We’re all gung-ho on metadata as a way of adding richness to the “mere” words in Web content. But are links themselves content?
In most cases, yes. Links add richness, depth, and realness to a Web site. They acknowledge that more exists online than that specific page. If the reason you’re visiting that page is to find out more on a topic, links are usually of value.
At least in principle. And we know someone who’s making us quite a bit more aware of what the principles really are. Kirk McElhearn, writing in Tidbits, drops a few bons mots about links as an end to themselves:
[L]inks are easier to generate than content, particularly quality content. It is worth considering whether or not this practice merely meets the demands of users. Do people value a long list of links more than a long article? In many cases, yes, because a list of links offers unlimited promise without the immediate responsibility of reading and comprehending text. People are seldom interested in reading long texts online, so maybe lists of links are the only thing that meet the requirement that content be both copious and free.
Aha. And here’s another goody:
In large part, venues that use links sparingly and appropriately have editors who focus on original content. Although anyone can be a publisher on the Internet, it seems that all too few people can be editors on the Internet.
Finding appropriate links for a NUblog entry has been known to take us 150% of the time required to write it in the first place. Though we don’t hold a candle to Mac the Knife, who uses links as a sort of ironic distancing mechanism, we like to think we add links judiciously. It does take restraint. (Except for the time we engaged in an experiment and wrote a diary entry with fully 240 links.)

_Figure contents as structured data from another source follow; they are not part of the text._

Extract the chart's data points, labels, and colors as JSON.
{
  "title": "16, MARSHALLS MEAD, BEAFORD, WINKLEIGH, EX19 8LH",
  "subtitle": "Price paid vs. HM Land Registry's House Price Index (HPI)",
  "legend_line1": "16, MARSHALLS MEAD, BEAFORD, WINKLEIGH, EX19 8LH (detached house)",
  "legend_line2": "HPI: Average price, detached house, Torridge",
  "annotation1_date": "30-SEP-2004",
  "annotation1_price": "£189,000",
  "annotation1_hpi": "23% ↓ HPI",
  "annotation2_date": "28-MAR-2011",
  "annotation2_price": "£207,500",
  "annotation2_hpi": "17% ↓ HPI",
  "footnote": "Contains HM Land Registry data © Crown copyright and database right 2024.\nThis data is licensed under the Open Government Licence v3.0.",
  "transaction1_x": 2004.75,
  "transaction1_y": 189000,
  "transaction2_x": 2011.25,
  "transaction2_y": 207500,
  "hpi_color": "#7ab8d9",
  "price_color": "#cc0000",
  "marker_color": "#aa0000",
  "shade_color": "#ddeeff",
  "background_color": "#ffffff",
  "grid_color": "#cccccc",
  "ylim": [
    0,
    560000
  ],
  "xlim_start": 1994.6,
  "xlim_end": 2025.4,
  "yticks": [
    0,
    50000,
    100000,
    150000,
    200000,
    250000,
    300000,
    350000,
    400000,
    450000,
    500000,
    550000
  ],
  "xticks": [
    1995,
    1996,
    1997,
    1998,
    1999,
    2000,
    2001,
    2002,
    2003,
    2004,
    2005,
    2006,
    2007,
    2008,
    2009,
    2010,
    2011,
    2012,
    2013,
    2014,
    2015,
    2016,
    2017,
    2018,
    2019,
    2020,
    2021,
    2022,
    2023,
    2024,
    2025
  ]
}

From a production standpoint, you need to build time into the critical path to add appropriate links. It’s not enough for your content staff to write as if they were producing a document for print, where the words they write are all the information available. Your writers (or editors, or programmers) need to add hyperlinks and other meta-information. It’s usually the first thing to suffer in a rush job. (Actually, all HTML attributes fly by the wayside then: Everything looks like a quickie export from Microsoft Word, which you can actually verify by viewing the source code.) We’ve actually read corporate press releases, for example, that don’t even link to the product pages they’re talking about.
We trust it’s self-evident that a content site without links to the outside world is a waste of time. This is the Internet: You’re supposed to link externally, and no, it won’t tarnish your “brand” image, and no, refusing to provide links will not force people to remain at your site, enhancing its “stickiness.”
In fact, if you provide good content and good links, people are more likely to come back. Why? Because they know you give your readers some credit. Encouraging readers to leave your site in turn encourages them to come back. This isn’t the checkout counter at the grocery store. You don’t lose your position in queue by jumping to another one.